Inteligência, vontade, sentimento

A inteligência humana é, virtual e vocacionalmente, a certeza do Absoluto. A ideia do Absoluto implica, por um lado, a do relativo e, por outro lado, a das relações entre um e outro, a saber, a prefiguração do relativo no Absoluto e a projeção do Absoluto no relativo; a primeira relação dando origem ao Deus pessoal, e a segunda, ao Anjo supremo (1) .

A vontade humana é, virtualmente e vocacionalmente, a tendência para o Bem absoluto; os bens secundários, quer sejam necessários ou simplesmente úteis, são determinados indiretamente pela escolha do Bem supremo. A vontade é instrumental, não inspiradora: nós conhecemos e amamos não o que queremos, mas queremos o que conhecemos e amamos; não é a vontade que determina nossa personalidade, é a inteligência e o sentimento (2).
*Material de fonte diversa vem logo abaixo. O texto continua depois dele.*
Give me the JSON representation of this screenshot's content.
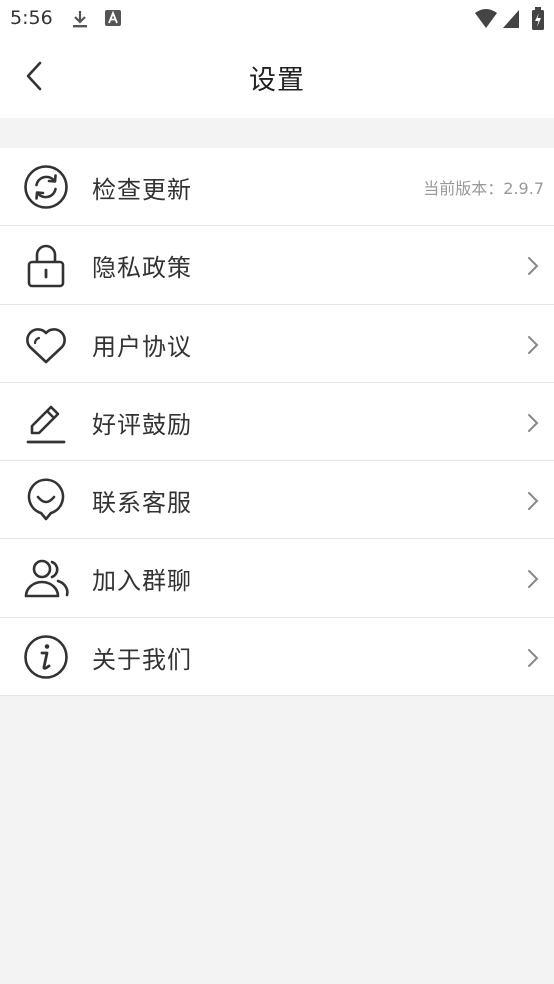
{
  "status_bar": {
    "time": "5:56",
    "icons": [
      "download-icon",
      "a-notification-icon",
      "wifi-icon",
      "cell-signal-icon",
      "battery-icon"
    ]
  },
  "header": {
    "title": "设置",
    "back_icon": "back-arrow-icon"
  },
  "settings": {
    "items": [
      {
        "icon": "refresh-icon",
        "label": "检查更新",
        "meta": "当前版本：2.9.7"
      },
      {
        "icon": "lock-icon",
        "label": "隐私政策",
        "meta": ""
      },
      {
        "icon": "heart-icon",
        "label": "用户协议",
        "meta": ""
      },
      {
        "icon": "pen-icon",
        "label": "好评鼓励",
        "meta": ""
      },
      {
        "icon": "customer-service-icon",
        "label": "联系客服",
        "meta": ""
      },
      {
        "icon": "group-icon",
        "label": "加入群聊",
        "meta": ""
      },
      {
        "icon": "info-icon",
        "label": "关于我们",
        "meta": ""
      }
    ]
  },
  "colors": {
    "background": "#f3f3f3",
    "surface": "#ffffff",
    "text": "#333333",
    "muted": "#999999",
    "divider": "#e6e6e6"
  }
}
O sentimento humano – a alma, se se quiser – é, virtualmente e vocacionalmente, o amor à Suma Beleza e a suas reverberações no mundo e em nós mesmos; neste último caso, as belezas são as virtudes, e também, num plano menos eminente, os dons artísticos. “Deus”, “eu” e “os outros”: eis as três dimensões às quais correspondem respectivamente a piedade, a humildade e a caridade, ou, digamos, as qualidades contemplativas, caracteriais e sociais.

Na piedade – e ela é essencialmente o senso do sagrado, do transcendente, do profundo – as virtudes complementares de humildade e de caridade se dirigem ao Sumo Bem e fazem dele seu objeto; o que quer dizer que a qualidade de piedade coincide, no fim das contas, com a santidade, a qual implica a priori a alegria por Deus e a paz nele. Neste contexto, a humildade se torna a consciência de nosso nada metafísico, a caridade se torna a consciência da imanência divina nos seres e nas coisas; ter o senso do sagrado é sentir que todas as qualidades ou valores não somente provêm do Infinito, mas também atraem a ele. A alma é quintessencialmente o amor da Suma Beleza, dissemos: de um ponto de vista menos fundamental e mais empírico, diremos que a substância da alma é a procura inconsciente de um Paraíso perdido, o qual na realidade está “dentro de vós”.

Se as virtudes fundamentais são belezas, toda beleza sensível, inversamente, manifesta virtudes: ela é “piedosa” – ou seja, ascendente” ou “essencializante” – porque ela manifesta arquétipos celestes; ela é “humilde” porque ela se submete às leis universais e por este fato exclui todo excesso; e ela é “caridosa” no sentido de que ela irradia e enriquece sem jamais pedir nada em troca.

Acrescentemos que, no mundo humano, só a espiritualidade engendra a beleza, sem a qual o homem normal e não pervertido não pode viver.

Notas

(1) Esse anjo é o Metatron da Kabbala, o Rûh do Alcorão e a Buddhi – ou Trimûrti – do Vedânta; é também o Espírito Santo da doutrina cristã enquanto ele ilumina os corações.

(2) As palavras “sentimentos” e “sentimental” evocam com muita frequência a ideia de uma oposição à razão e ao razoável, o que é abusivo, pois um sentimento pode ser justo e um raciocínio pode ser falso.

(Extraído de Le Jeu des Masques, de Frithjof Schuon; l’Age d’Homme, Lausanne, 1992.)